NTP Review of Shift Work at Night, Light at Night, and Circadian Disruption

Q: How does circadian disruption work?

Sunlight is the major external signal that synchronizes the master circadian clock to natural light-dark cycles we experience daily. To keep biological rhythms coordinated (see figure for example of daily rhythms), the master clock, which is located in the brain, sends signals to a large network of peripheral clocks that are in almost every cell of the body. Exposure to too much light at night, especially during times when people are typically asleep, is thought to contribute to circadian disruption and increased risk of cancer.

Q: How were the conclusions on persistent night shift work and certain lighting conditions reached?

NTP used systematic review methods to identify studies, evaluate study quality, and integrate evidence across studies.

For each exposure scenario (night shift work or LAN), NTP integrated the evidence from human and non-human studies of exposure and cancer, studies of circadian disruption, and studies of mechanisms (e.g., biological effects) to reach our conclusions.

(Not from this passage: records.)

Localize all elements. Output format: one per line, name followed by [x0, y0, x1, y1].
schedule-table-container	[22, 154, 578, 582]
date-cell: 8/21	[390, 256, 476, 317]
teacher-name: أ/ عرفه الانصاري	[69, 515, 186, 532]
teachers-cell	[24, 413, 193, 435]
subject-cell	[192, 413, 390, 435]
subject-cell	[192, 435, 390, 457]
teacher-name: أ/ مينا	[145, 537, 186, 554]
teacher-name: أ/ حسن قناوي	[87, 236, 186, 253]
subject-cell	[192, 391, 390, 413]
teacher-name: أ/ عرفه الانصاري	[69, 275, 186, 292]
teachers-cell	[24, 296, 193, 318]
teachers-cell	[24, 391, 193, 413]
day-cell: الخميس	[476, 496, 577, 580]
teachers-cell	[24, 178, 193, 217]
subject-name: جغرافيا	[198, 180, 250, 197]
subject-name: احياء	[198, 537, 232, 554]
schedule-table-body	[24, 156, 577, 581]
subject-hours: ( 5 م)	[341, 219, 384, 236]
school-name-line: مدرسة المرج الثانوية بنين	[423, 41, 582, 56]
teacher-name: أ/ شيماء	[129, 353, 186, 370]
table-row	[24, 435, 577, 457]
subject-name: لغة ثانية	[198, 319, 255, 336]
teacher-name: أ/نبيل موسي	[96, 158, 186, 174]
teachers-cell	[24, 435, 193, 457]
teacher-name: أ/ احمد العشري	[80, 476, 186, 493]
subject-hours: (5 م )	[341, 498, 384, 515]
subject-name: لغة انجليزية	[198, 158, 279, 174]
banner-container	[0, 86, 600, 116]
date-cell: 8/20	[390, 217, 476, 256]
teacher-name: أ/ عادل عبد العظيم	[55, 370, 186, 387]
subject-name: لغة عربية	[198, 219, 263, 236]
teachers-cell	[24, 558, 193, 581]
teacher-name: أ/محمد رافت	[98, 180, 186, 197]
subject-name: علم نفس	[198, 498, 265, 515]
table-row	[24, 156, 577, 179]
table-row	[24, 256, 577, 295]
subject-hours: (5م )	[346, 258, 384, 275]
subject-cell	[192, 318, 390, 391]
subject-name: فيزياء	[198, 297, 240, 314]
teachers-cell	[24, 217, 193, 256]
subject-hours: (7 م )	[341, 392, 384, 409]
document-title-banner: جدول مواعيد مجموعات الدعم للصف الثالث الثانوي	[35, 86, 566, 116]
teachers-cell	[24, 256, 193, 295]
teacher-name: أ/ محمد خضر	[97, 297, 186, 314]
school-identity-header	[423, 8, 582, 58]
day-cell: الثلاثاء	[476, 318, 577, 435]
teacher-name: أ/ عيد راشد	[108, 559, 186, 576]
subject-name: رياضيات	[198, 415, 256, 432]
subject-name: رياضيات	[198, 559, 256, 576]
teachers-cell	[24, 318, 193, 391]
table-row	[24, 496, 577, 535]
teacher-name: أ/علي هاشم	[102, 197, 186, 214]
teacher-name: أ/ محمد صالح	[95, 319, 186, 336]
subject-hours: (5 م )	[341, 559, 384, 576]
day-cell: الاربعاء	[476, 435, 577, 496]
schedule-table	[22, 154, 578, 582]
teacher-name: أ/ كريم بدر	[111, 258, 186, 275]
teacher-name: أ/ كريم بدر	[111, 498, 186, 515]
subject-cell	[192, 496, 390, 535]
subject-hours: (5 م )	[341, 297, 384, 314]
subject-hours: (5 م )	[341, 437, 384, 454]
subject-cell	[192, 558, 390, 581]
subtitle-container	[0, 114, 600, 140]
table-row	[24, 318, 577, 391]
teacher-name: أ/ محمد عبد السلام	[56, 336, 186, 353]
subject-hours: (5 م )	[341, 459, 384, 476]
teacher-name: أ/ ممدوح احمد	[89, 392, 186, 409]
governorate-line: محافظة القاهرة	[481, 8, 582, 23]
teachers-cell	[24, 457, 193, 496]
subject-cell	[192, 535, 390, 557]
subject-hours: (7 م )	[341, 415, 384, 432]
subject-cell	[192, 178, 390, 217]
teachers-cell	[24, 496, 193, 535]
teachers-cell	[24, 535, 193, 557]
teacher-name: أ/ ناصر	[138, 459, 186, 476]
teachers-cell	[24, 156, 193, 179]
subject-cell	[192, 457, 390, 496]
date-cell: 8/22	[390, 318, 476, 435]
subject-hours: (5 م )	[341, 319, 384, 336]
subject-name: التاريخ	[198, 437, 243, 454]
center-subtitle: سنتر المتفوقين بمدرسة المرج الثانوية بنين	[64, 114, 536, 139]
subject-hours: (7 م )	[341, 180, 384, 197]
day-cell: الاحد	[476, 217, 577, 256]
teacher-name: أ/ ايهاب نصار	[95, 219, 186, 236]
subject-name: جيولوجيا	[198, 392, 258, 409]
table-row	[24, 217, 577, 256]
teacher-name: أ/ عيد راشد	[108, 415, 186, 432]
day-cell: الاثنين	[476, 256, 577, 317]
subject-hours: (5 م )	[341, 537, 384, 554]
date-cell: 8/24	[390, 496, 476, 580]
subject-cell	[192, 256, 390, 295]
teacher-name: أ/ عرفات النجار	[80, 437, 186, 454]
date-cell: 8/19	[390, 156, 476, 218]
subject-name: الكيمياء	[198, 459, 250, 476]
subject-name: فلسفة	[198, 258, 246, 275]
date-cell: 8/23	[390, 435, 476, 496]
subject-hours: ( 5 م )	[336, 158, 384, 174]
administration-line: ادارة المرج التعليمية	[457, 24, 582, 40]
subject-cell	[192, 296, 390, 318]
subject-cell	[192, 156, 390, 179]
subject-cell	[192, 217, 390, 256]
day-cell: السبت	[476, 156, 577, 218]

Using established criteria, we reached cancer hazard conclusions for each exposure scenario regarding the strength of the evidence from cancer epidemiology studies and for the overall conclusions. Conclusions were based on scientific judgment with consideration given to all relevant information. Subject-specific technical advisors served on a workshop panel to provide input on methods and scientific issues, and reviewed sections of the draft monograph.

An eight-member peer-review panel with discipline and subject-specific expertise concurred with NTP’s hazard conclusions for the two exposure scenarios that cause circadian disruption: (1) persistent night shift work and (2) certain light conditions.

Q: What evidence supports NTP hazard conclusions for persistent night shift work?

This conclusion is based on sufficient evidence of carcinogenicity from the collective body of evidence of cancer epidemiological studies in human populations and mechanistic studies in humans and in experimental animals.

Numerous epidemiology studies conducted in different geographical locations and among workers with different occupations provide evidence of increased breast cancer risk among night shift workers. The strongest evidence is for workers with “persistent” exposure, i.e., longer duration, higher frequency, and beginning night shift work at a younger age, when breast tissue may be more susceptible to environmental exposures.

The exact conditions of persistent night shift work are hard to define, as duration and frequency may depend on their specific combination. For example, an analysis of pooled data from five epidemiology studies found the highest risk of breast cancer among premenopausal women who worked at least 3 nights per week for at least 10 years. Another study found that younger women who worked night shifts at least three times a month for at least 20 years had more than a two-fold increased risk of developing breast cancer. Cancer risk may also depend on other factors such as the ability to adapt to shift work or traits that increase susceptibility to cancer.

Mechanistic studies demonstrate that circadian disruption plays a role in cancer development (e.g., human studies showing night shift workers suffer from circadian disruption, and animal and other studies showing that circadian disruption is linked to cancer). Animal studies also show that modeling shift work or jet lag by varying light-dark patterns over time promotes mammary gland and other types of cancer. Other studies show that night shift work can lead to the same type of biological effects in humans and animals that are typically induced by known carcinogens.

Q: What evidence supports NTP hazard conclusions for certain lighting conditions?

Studies in experimental animals showed that exposure to light at night can have multiple effects. Such exposure has been shown to cause circadian disruption (as evident by melatonin suppression and alterations in clock genes, for example) and promote proliferation and growth of tumors. Tumor growth is mediated by circadian disruption, among other factors. For example, some studies suggest that tumor promotion is mediated in part by decreased levels of the hormone melatonin; normal melatonin levels are important in preventing tumor growth. Light at night exposure in animal studies is also linked with other biological effects that are associated with cancer and can promote tumor growth.

In humans, exposure to light at night has also been shown to decrease nighttime melatonin levels.

Q: Are there ways to prevent cancer or death associated with these two exposure scenarios?

The National Institute for Occupational Safety and Health (NIOSH) offers several trainings and has prepared a science blog for people who work shift work and long hours, such as nurses or first responders. Additional information is also offered at the Occupational Safety and Health Administration’s website.

A recent international workshop of night shift work experts concluded that night shift work schedules that reduce circadian disruption may reduce breast cancer risk. They recommended that night shift schedules have no more than three consecutive night shifts, shift intervals of at least 11 hours, and shift duration of nine hours or less (Garde et al. 2020).

People using electronics in the evening may want to limit the use of bright screens before bedtime. There are also some apps that can reduce blue light from electronic devices during scheduled hours. Light that includes long wavelengths (red and orange in color) minimizes circadian disruption. Many devices have a night shift mode that reduces blue light emissions.